Disquiet.com 25th Anniversary Countdown (4 of 13): Buddha Machine(s)

An archival ambient advent calendar from December 1st – 13th, 2021

It’s day 4 of my archival ambient advent calendar countdown to the 25th anniversary of Disquiet.com, which was founded December 13, 1996. As time passed during the quarter century of Disquiet.com’s existence, my focus didn’t necessarily shift so much as expand. In the process, the devices used to make sound became as much an interest of mine as is the music itself. At the Venn Diagram overlap are devices that make sound where there’s an internal coherence to them, where the sound object is as much object as sound, and a key example of that is the Buddha Machine.

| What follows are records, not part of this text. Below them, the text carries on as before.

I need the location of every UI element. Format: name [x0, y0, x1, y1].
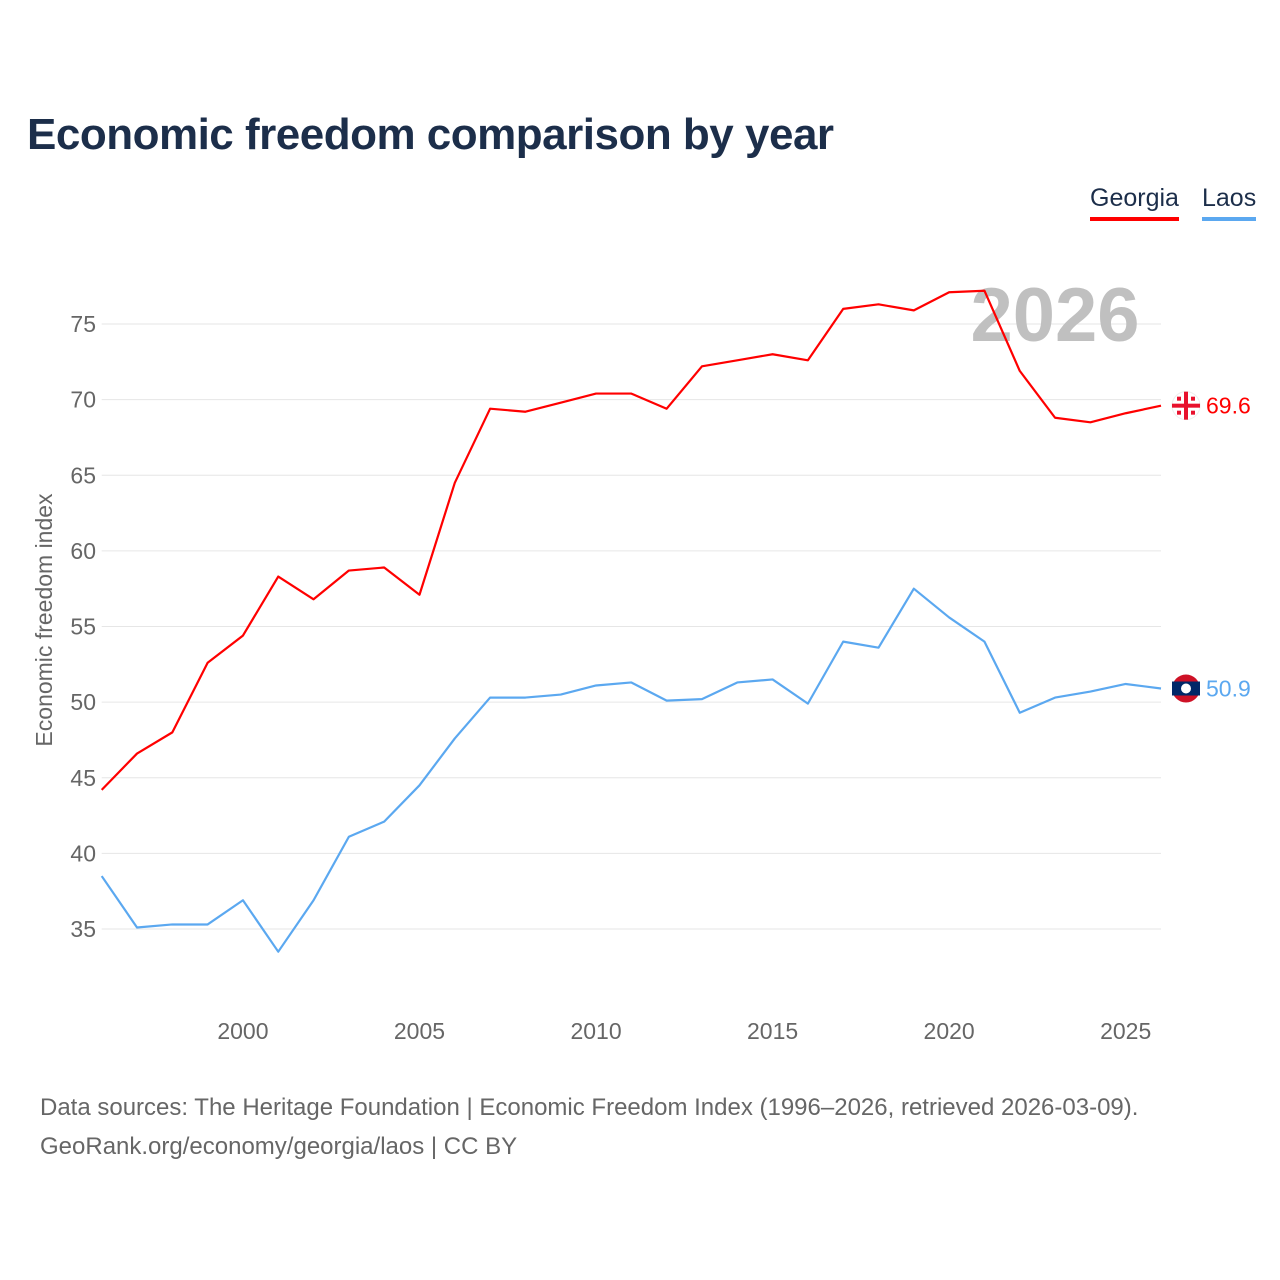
flag-small-cross	[1177, 410, 1181, 415]
x-tick-label: 2000	[217, 1018, 268, 1044]
source-line-2[interactable]: GeoRank.org/economy/georgia/laos | CC BY	[40, 1133, 518, 1160]
y-tick-label: 40	[70, 840, 96, 866]
y-tick-label: 50	[70, 689, 96, 715]
flag-small-cross	[1177, 396, 1181, 401]
series-line-laos	[100, 587, 1162, 953]
chart-title: Economic freedom comparison by year	[27, 110, 834, 159]
x-tick-label: 2005	[394, 1018, 445, 1044]
legend-laos[interactable]: Laos	[1202, 184, 1257, 221]
flag-small-cross	[1191, 396, 1195, 401]
y-tick-label: 65	[70, 462, 96, 488]
legend-georgia[interactable]: Georgia	[1090, 184, 1179, 221]
x-tick-label: 2015	[747, 1018, 798, 1044]
flag-disc	[1181, 683, 1191, 694]
y-tick-label: 35	[70, 916, 96, 942]
flag-cross-v	[1184, 391, 1188, 420]
series-line-georgia	[100, 289, 1162, 791]
flag-small-cross	[1191, 410, 1195, 415]
y-tick-label: 60	[70, 538, 96, 564]
y-tick-label: 75	[70, 311, 96, 337]
x-tick-label: 2020	[924, 1018, 975, 1044]
y-axis-label: Economic freedom index	[31, 493, 57, 747]
laos-flag-icon	[1172, 674, 1200, 703]
x-tick-label: 2010	[570, 1018, 621, 1044]
year-watermark: 2026	[970, 273, 1139, 358]
y-tick-label: 55	[70, 614, 96, 640]
end-value-label-georgia: 69.6	[1206, 393, 1251, 419]
y-tick-label: 70	[70, 387, 96, 413]
end-value-label-laos: 50.9	[1206, 676, 1251, 702]
source-note: Data sources: The Heritage Foundation | …	[40, 1088, 1138, 1166]
georgia-flag-icon	[1171, 391, 1201, 421]
y-tick-label: 45	[70, 765, 96, 791]
x-tick-label: 2025	[1100, 1018, 1151, 1044]
source-line-1: Data sources: The Heritage Foundation | …	[40, 1094, 1139, 1121]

Christiaan Virant and Zhang Jian, who together comprise FM3, introduced the Buddha Machine in 2005. It borrowed its shape from cheap boxes that Virant, an American living in China, came upon a decade earlier in the gift shops of Buddhist temples. He and Jian made their own such box, but in the place of the original prayers were abstract ambient, textural, and rhythmic material intended to be played on loop. I’ve interviewed Virant twice, once when the Buddha Machines first came out, in 1995 “Buddha in the Machine,” and then three years later, when FM3 introduced a second generation: “Buddha Machine, Reloaded.” (And during pandemic lockdown, I also recorded a bunch of short videos, the Buddha Machine Variations, of Buddha Machines being used as musical instruments.)